The report then mentions transparency across digital identity systems, and reusability, according to which “Public administrations confronted with a specific problem seek to benefit from the work of others by default.”
The fourth principle mentioned in the DIWG report is user-centricity, which includes a multi-channel service delivery approach, the availability of a single point of contact, and the systematic collection of user feedback.
Inclusion and accessibility, multilingualism and security and privacy are also noted as digital ID interoperability principles, together with technology neutrality and data portability, administrative simplification (digital-by-default and digital-first approaches), and preservation of information.
Finally, the DIWG report includes an eleventh principle: “assessment of effectiveness and efficiency.” This includes various ways to take stock of the value of interoperable digital identity services, including considerations such as return on investment, the total cost of ownership, level of flexibility, reduced administrative burden, and efficiency.
DGX working groups
From an organizational standpoint, the DGX comprises not only the DIWG but also a series of three additional working groups.

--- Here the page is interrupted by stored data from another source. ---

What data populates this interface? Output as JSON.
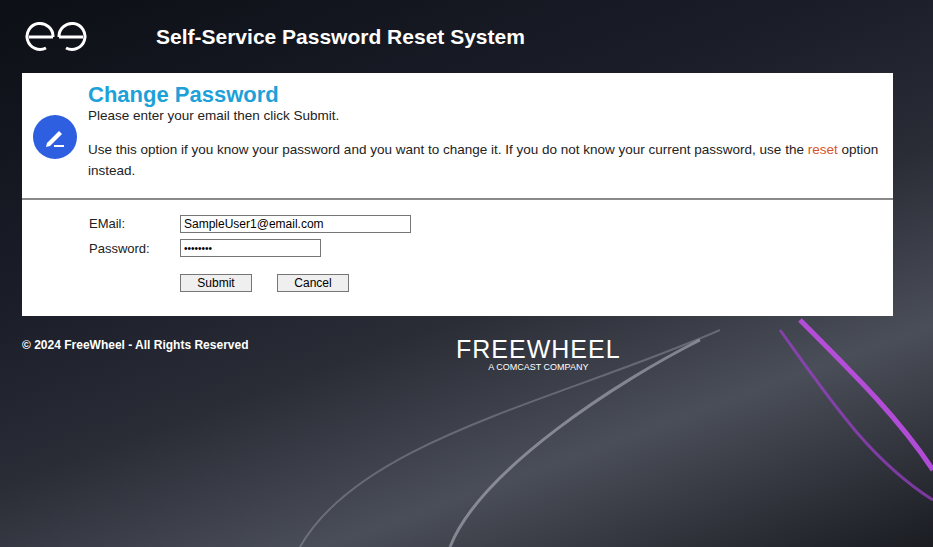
{
  "header": {
    "title": "Self-Service Password Reset System"
  },
  "panel": {
    "title": "Change Password",
    "instruction": "Please enter your email then click Submit.",
    "description_before": "Use this option if you know your password and you want to change it. If you do not know your current password, use the ",
    "description_link": "reset",
    "description_after": " option instead."
  },
  "form": {
    "fields": [
      {
        "label": "EMail:",
        "value": "SampleUser1@email.com"
      },
      {
        "label": "Password:",
        "value": "••••••••"
      }
    ],
    "buttons": [
      "Submit",
      "Cancel"
    ]
  },
  "footer": {
    "copyright": "© 2024 FreeWheel - All Rights Reserved",
    "brand": "FREEWHEEL",
    "brand_tagline": "A COMCAST COMPANY"
  }
}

The first of them is the cloud working group, focusing on the shift in the delivery of private/public information systems via the creation of policy approaches and technology strategies.
The second is the data governance working group, working on “key trends in data governance policies, data governance regulations, and data organizational structures in supporting member countries’ broader big data ambitions.”
The final working group within the DGX is for digital maturity, which recently developed a Minimum Viable Product (MVP) framework for understanding different levels of digital maturity in governments’ digital estates.